Gemäß § 2 Abs 1 Z 21 StVO ist ein Fahrzeug, das nach seiner Bestimmung durch Menschen oder Tiere fortbewegt wird, ein Fuhrwerk. Zur Beleuchtung eines solchen sind gemäß § 73 Abs 1 StVO zwei Lampen zu verwenden, die beide nach vorne weiß und nach hinten rot leuchten. Die Lichter müssen deutlich erkennbar sein und die Bereite des Fahrzeuges erkennen lassen; sie können auch an der Ladung angebracht werden, wenn dies zweckmäßiger ist. Gemäß § 73 Abs 4 StVO sind am vorderen Ende der Deichsel eines Fuhrwerkes weiße oder gelbe Rückstrahler beweglich aufzuhängen, die im Scheinwerferlicht einer 25-Watt-Lampe auf 150 m sichtbar sind. Bei diesen Bestimmungen handelt es sich um Schutzvorschriften im Sinne des § 1311 ABGB (ZVR 1982/17; ZVR 1989/72 ua). Wenn der Gesetzgeber zur Abwendung typischer Gefahren (hier: Fahrt mit Fuhrwerk bei Nacht) ganz bestimmte Verhaltensweisen vorschreibt, so kann sich derjenige, der dieses Schutzgesetz verletzt, nicht damit rechtfertigen, daß er andere Abwehrmaßnahmen getroffen habe, es sei denn, er tut dar, daß derselbe Schaden auch bei normgemäßen Verhalten eingetreten wäre (ZVR 1978/285). Daß derselbe Schaden auch bei normgemäßen Verhalten eingetreten wäre, ist hier nicht hervorgekommen.

Grundsätzlich richtet sich die Vorschrift des § 73 StVO an den Lenker des Fuhrwerkes. Gemäß § 70 Abs 3 StVO hat aber der Besitzer eines Fuhrwerkes dafür zu sorgen, daß es nur im vorschriftsmäßigen Zustand in Betrieb genommen wird. Durch diese Bestimmung wird auch der Besitzer des Fuhrwerkes Adressat der Vorschriften über die Beleuchtung. Auch bei § 70 Abs 3 StVO iVm § 73 StVO handelt es sich um eine Schutzvorschrift, der für die Verkehrssicherheit besondere Bedeutung zukommt. Es stellt daher ein erhebliches eigenes Mitverschulden des Klägers dar, wenn er schuldhaft gestattete, daß das nicht ausreichend beleuchtete Fuhrwerk in Betrieb genommen wurde. Dazu kommt, daß er selbst an dieser Fahrt teilgenommen hat, obwohl er um die mangelhafte Ausstattung des Fuhrwerkes wußte.
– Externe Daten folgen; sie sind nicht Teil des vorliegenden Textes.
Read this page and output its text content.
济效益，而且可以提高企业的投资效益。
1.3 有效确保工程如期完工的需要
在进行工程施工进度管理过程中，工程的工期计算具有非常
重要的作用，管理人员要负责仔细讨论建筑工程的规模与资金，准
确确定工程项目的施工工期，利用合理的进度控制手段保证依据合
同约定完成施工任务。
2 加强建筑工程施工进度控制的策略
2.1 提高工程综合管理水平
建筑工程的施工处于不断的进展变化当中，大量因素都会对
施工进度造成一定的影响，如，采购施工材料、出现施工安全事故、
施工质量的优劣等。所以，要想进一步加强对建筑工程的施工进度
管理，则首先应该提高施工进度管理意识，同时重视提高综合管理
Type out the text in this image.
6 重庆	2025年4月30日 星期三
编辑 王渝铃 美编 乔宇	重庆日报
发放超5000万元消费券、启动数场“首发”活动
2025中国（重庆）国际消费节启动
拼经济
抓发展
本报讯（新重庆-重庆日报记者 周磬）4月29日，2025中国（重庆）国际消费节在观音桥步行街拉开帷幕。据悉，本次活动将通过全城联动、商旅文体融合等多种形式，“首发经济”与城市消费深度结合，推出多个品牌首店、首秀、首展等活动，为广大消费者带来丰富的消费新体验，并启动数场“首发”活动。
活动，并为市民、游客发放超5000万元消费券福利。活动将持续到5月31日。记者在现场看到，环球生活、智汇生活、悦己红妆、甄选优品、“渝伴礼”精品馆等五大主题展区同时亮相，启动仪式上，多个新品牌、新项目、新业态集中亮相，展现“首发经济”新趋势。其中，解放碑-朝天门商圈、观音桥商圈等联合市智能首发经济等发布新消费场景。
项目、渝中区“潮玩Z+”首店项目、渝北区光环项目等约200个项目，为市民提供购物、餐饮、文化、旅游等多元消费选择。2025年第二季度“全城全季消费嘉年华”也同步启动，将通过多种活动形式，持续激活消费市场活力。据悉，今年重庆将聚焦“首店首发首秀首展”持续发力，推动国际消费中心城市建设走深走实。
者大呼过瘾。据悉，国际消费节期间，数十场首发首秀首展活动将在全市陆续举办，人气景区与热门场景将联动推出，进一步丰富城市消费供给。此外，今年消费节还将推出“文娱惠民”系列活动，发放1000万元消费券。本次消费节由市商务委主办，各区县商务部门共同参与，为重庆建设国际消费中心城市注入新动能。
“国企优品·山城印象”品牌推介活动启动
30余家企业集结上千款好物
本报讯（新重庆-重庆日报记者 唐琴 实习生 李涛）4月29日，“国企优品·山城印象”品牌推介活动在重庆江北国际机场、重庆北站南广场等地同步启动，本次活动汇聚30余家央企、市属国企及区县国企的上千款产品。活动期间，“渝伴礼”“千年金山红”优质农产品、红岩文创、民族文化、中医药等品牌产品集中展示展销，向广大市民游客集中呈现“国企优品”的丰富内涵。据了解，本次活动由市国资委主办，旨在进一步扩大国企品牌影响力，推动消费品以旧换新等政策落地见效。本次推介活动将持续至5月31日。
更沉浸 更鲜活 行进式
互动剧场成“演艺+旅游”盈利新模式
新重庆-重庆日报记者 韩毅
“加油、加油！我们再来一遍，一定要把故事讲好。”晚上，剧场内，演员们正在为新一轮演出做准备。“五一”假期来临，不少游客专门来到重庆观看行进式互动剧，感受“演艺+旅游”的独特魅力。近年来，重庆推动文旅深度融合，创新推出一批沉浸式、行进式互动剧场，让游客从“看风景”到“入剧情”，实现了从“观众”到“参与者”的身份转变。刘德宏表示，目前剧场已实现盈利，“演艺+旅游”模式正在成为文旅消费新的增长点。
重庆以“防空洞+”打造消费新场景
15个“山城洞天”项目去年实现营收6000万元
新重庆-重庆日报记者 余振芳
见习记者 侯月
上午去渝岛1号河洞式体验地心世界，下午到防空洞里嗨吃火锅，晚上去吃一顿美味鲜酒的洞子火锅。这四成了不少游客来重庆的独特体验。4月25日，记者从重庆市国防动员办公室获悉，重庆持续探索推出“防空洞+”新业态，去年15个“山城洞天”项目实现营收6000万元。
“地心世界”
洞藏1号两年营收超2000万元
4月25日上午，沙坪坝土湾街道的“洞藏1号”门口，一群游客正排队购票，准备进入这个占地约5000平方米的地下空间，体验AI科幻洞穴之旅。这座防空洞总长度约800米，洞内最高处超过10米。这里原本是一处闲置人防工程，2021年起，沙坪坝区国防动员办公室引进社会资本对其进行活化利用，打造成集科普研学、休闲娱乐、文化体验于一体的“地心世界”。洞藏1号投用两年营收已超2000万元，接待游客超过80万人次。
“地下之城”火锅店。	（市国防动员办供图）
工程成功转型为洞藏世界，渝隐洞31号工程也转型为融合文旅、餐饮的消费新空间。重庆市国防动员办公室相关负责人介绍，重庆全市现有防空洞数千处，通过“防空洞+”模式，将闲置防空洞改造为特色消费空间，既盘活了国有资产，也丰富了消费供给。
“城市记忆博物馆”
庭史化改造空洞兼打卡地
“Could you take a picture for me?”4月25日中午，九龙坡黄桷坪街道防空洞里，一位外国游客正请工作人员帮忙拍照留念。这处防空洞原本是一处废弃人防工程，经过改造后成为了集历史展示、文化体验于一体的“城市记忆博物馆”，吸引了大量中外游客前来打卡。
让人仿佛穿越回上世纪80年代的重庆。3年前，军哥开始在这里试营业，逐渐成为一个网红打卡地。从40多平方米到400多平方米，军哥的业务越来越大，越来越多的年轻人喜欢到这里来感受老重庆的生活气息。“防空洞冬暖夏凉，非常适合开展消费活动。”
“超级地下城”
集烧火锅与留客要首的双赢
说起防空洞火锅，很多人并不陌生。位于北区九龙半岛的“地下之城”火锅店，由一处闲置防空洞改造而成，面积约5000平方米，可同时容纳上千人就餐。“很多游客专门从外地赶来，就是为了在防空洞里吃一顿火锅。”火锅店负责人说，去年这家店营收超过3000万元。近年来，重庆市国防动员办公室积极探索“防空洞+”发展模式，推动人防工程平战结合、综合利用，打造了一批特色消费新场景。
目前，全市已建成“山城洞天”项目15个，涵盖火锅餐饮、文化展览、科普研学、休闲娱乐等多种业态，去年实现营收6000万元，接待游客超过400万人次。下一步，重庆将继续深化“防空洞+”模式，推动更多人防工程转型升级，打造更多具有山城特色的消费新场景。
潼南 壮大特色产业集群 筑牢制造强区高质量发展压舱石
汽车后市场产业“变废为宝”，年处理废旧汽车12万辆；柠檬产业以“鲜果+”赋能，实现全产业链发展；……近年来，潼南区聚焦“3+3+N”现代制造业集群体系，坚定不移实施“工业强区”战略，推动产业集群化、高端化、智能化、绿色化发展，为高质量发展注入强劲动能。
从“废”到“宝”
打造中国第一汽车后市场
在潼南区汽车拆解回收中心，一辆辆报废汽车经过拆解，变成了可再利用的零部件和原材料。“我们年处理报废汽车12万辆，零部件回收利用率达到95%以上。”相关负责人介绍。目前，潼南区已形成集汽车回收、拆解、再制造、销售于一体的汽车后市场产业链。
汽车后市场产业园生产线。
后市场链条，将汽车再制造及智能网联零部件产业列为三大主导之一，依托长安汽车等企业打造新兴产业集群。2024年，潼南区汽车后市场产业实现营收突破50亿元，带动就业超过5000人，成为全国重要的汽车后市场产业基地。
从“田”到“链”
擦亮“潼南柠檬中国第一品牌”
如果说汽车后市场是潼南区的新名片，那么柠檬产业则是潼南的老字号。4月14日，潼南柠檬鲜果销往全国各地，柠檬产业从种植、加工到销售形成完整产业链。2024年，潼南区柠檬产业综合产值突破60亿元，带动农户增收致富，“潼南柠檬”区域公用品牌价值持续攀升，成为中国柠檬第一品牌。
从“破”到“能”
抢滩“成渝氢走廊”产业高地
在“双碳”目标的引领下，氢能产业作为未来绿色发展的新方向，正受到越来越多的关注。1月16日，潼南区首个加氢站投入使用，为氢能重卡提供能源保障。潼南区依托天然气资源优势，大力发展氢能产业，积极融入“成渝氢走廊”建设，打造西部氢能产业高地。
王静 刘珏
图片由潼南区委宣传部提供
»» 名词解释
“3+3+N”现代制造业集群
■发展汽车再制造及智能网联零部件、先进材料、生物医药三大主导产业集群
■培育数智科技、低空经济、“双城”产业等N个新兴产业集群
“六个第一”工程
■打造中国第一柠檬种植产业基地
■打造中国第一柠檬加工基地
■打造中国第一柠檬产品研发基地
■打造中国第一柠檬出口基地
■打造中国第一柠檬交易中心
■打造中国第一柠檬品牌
Es ist daher nicht so, daß dem Kläger das Verschulden seines Gehilfen (des Lenkers) anzulasten wäre, vielmehr führt sein eigenes erhebliches Mitverschulden dazu, daß der Schaden zu teilen ist. Auch gegen die vom Berufungsgericht vorgenommene Teilung im Verhältnis 1 : 1 bestehen nach Ansicht des erkennenden Senates im Hinblick auf die Bedeutung der Vorschriften über die Beleuchtung für die Verkehrssicherheit keine Bedenken (vgl ZVR 1988/72). Die in der Revision zitierte Entscheidung ZVR 1982/17 steht damit nicht im Widerspruch. Es ist zwar richtig, daß in dieser Entscheidung eine Verschuldensteilung von 3 : 1 zu Gunsten des einen unbeleuchteten Handwagen schiebenden Klägers vorgenommen wurde. Die Entscheidung des Berufungsgerichtes wurde aber nur vom Kläger angefochten, weshalb ihm der Oberste Gerichtshof, ohne gegen das Verbot der reformatio in peius zu verstoßen, keine höhere Mitverschuldensquote anlasten konnte.

Der unberechtigten Revision war deshalb keine Folge zu geben.

Die Entscheidung über die Kosten gründet sich auf die §§ 41, 50 ZPO.